Let’s be real here – one likes to reflect on his or her charming hometown as an engine of Marxist theory. But yesterday, in their café discussion group (always pushing the envelope) Max, Phil, Megan, and Ally did. It wasn’t easy to conceptualize base and superstructure in the broader context of “social formation”. What is social formation anyway? We think it is Portland, Maine. We think it is Watertown, New York. We think it is Durham, New Hampshire. We even think it is Seattle, Washington.

How can we begin to envision our hometowns as the result of bases and superstructures? How can we think of our childhood playgrounds, our city halls, our local ice cream parlors as modes, forces, and means of production? Since when did our cherished elementary school become a “state apparatus”? And when did Mrs. Waterbury (Phil’s first grade teacher) become a “professional of ideology”? In reading “The Ruling Class and the Ruling Ideas” in combination with Althusser’s “Ideology and the State”, we began to perceive our hometowns as less than quaint.

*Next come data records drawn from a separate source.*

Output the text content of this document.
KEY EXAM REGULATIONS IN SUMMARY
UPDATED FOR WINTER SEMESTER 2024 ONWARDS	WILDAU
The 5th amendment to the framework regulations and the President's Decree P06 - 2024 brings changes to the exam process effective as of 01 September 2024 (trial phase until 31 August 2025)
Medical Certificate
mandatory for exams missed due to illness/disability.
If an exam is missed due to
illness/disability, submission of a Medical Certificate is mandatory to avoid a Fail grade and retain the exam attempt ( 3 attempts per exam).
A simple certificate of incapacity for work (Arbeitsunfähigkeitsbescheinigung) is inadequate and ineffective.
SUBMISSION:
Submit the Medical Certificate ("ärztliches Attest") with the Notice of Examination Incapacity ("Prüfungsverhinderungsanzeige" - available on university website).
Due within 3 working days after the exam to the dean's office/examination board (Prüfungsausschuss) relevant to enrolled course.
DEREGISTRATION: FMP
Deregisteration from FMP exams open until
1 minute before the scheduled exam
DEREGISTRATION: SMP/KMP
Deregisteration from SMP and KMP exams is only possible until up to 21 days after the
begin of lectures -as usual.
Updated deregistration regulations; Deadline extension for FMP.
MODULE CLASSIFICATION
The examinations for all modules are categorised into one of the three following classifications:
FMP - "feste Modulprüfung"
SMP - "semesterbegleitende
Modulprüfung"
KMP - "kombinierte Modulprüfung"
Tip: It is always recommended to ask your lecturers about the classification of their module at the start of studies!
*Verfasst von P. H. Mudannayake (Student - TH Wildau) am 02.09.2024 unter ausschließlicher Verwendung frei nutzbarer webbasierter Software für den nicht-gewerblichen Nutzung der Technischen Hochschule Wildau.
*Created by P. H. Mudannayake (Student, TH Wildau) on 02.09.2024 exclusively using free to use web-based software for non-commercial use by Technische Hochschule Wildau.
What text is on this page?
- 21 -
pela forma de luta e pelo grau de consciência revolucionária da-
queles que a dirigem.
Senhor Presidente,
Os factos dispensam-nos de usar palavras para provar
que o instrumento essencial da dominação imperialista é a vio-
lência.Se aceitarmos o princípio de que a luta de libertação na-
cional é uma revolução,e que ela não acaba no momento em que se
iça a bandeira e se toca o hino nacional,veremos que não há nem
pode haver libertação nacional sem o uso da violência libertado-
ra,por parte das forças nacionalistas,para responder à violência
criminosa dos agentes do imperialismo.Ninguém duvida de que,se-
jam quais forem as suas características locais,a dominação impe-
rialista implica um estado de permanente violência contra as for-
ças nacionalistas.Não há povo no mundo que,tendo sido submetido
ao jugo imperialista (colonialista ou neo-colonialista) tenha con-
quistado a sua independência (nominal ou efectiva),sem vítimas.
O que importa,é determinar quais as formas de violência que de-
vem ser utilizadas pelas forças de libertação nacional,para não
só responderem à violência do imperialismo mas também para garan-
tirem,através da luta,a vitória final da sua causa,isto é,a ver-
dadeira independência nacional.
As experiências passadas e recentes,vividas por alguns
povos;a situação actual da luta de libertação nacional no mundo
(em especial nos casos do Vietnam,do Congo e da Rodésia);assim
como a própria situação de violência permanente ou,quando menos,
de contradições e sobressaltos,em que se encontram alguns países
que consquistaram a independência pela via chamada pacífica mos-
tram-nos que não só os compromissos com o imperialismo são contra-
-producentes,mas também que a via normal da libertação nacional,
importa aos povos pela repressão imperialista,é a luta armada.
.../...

Though we all come from very different parts of the country, our respective senses of hometown pride were equally tarnished by the realization that our homes are not mere participants, but are in fact models of the capitalist system.

Max, for example, lives in a seaside city – and for this reason he has always believed Portland, Maine to be far superior to Watertown, NY. The ocean breeze doesn’t even come close to Watertown! However, in these two places, the economic bases are essentially the same. Within our current system, workers are tied to wage labor in order to survive. Still, the cultural identities and ideologies that result from this capitalist system appear to be dramatically different in Portland and Watertown.

In Watertown, Fort Drum is essentially the driving force behind the small city’s economy.  Without this base nearby, Watertown would be no less depressing than any of the other small towns in the North Country.  The base brings in a social group with an overwhelming majority of recent high school graduates.  This in turn shapes the social structure throughout the entire city.  As Phil ambles along Watertown’s streets, he can easily find bars, restaurants, clubs and shopping areas all catered to this social group. As Fort Drum continued to grow, so did the social scene that came with it, which ultimately led to the exclusion of a more educated, older class of workers.  And as time progressed, this cycle led Watertown to be less and less appealing to an older, more educated class while a younger, less educated social group gained influence in the town.

Portland’s development seems to exist in stark contrast to that of Watertown. Being a coastal town, the economic base was primarily driven by the fishing industry. This industry was and still is subject to the fickleness of supply and demand, which has created a class of low-income earners. However, as the state of Maine has grown, the tourism industry has become an essential piece of its development. As a result, Portland itself has become a destination of sorts. Now, rather than being a town reliant on industry, Portland has become a growing metropolitan area. There has been an influx of early thirties professionals moving to the city to raise their families and pursue professional agendas. The education level and the job opportunities in the city have risen and as a result, coffee shops, art museums and spaces, festivals, and other cultural events have exploded.

We discussed Durham and Seattle as well in our comprehensive and scholarly discussion group, but felt that the comparison between Watertown and Portland best indicated the relationship between base and superstructure on a level that hits much closer to home (did you see what we did there?). Ultimately, our discussion helped to illuminate many of the obscure structural elements of Marxist theory. Of course it is a little depressing to think of our hometowns as vehicles of repressive and ideological state apparatuses – especially when something amazing happens in your hometown like the Seahawks win over the 49ers last night (just an example!!). At the end of the day, or at least at the end of our discussion group, we are left with this question: If we find comfort and fulfillment in a kind of Marxist state apparatus (like our hometowns) than how damaging is it, really?